The collapse of his campaign opened the door for Monica Garcia, who became — and remains — the first and tightest ally of Villaraigosa.

In 2007, the union reelected LaMotte, but lost three other seats to a Villaraigosa-backed campaign. In that cycle, the union backed one unsuccessful incumbent who was dying of cancer and couldn’t mount an energetic campaign. And the leadership resisted efforts to oppose Villaraigosa-financed candidates in two races that political consultants judged winnable. In one of them, the UTLA leadership had helped to nudge a relatively popular incumbent, David Tokofsky, to the sidelines.

“They have this reputation of being like Godzilla, but at times, they’re really like The Three Stooges,” said Tokofsky, who has nonetheless continued to work with the union during a subsequent career as a consultant.
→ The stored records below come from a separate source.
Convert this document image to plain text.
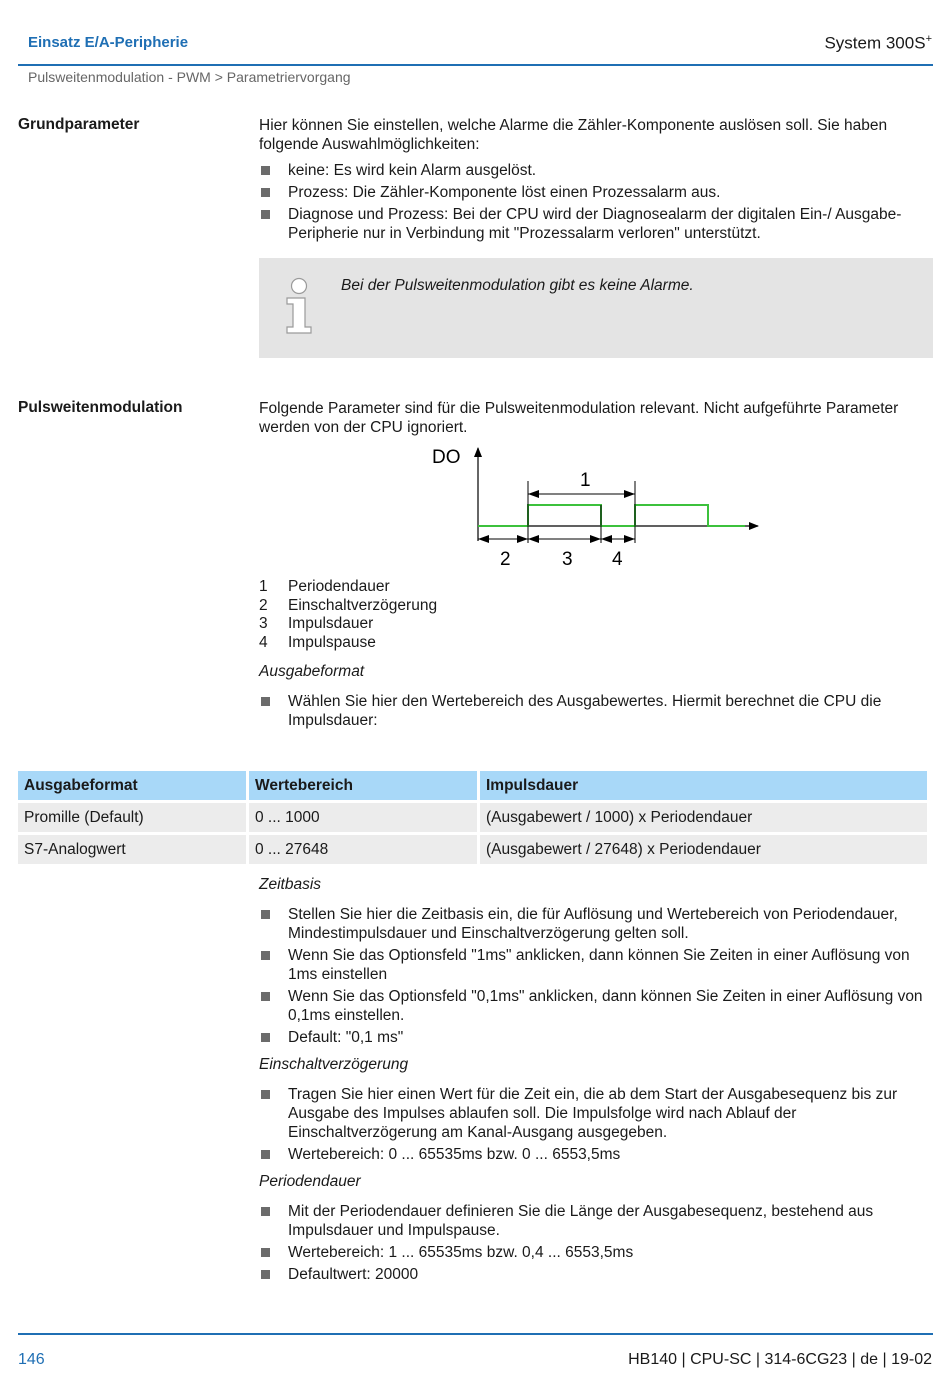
Einsatz E/A-Peripherie	System 300S+
Pulsweitenmodulation - PWM > Parametriervorgang
Grundparameter	Hier können Sie einstellen, welche Alarme die Zähler-Komponente auslösen soll. Sie haben folgende Auswahlmöglichkeiten:
keine: Es wird kein Alarm ausgelöst.
Prozess: Die Zähler-Komponente löst einen Prozessalarm aus.
Diagnose und Prozess: Bei der CPU wird der Diagnosealarm der digitalen Ein-/ Ausgabe-Peripherie nur in Verbindung mit "Prozessalarm verloren" unterstützt.
Bei der Pulsweitenmodulation gibt es keine Alarme.
Pulsweitenmodulation	Folgende Parameter sind für die Pulsweitenmodulation relevant. Nicht aufgeführte Parameter werden von der CPU ignoriert.
DO
1
2	3 4
1 Periodendauer
2 Einschaltverzögerung
3 Impulsdauer
4 Impulspause
Ausgabeformat
Wählen Sie hier den Wertebereich des Ausgabewertes. Hiermit berechnet die CPU die Impulsdauer:
Ausgabeformat	Wertebereich	Impulsdauer
Promille (Default)	0 ... 1000	(Ausgabewert / 1000) x Periodendauer
S7-Analogwert	0 ... 27648	(Ausgabewert / 27648) x Periodendauer
Zeitbasis
Stellen Sie hier die Zeitbasis ein, die für Auflösung und Wertebereich von Periodendauer, Mindestimpulsdauer und Einschaltverzögerung gelten soll.
Wenn Sie das Optionsfeld "1ms" anklicken, dann können Sie Zeiten in einer Auflösung von 1ms einstellen
Wenn Sie das Optionsfeld "0,1ms" anklicken, dann können Sie Zeiten in einer Auflösung von 0,1ms einstellen.
Default: "0,1 ms"
Einschaltverzögerung
Tragen Sie hier einen Wert für die Zeit ein, die ab dem Start der Ausgabesequenz bis zur Ausgabe des Impulses ablaufen soll. Die Impulsfolge wird nach Ablauf der Einschaltverzögerung am Kanal-Ausgang ausgegeben.
Wertebereich: 0 ... 65535ms bzw. 0 ... 6553,5ms
Periodendauer
Mit der Periodendauer definieren Sie die Länge der Ausgabesequenz, bestehend aus Impulsdauer und Impulspause.
Wertebereich: 1 ... 65535ms bzw. 0,4 ... 6553,5ms
Defaultwert: 20000
146	HB140 | CPU-SC | 314-6CG23 | de | 19-02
Union leaders and their supporters insist that UTLA has made crucial contributions to improving schools and retains valuable political clout.

Indeed, no one is ready to write off UTLA’s influence. For one thing, key reform initiatives and budget cutting measures must, by law, be negotiated with the union.

“The union’s power relationship with the board is not what it used to be,” board member Yolie Flores said. “But you can’t ignore the union or discount the legitimate power of teachers that it represents. And we’re obviously conscious that we can’t solve any of this by ourselves.”

Times staff writer Jason Song contributed to this report.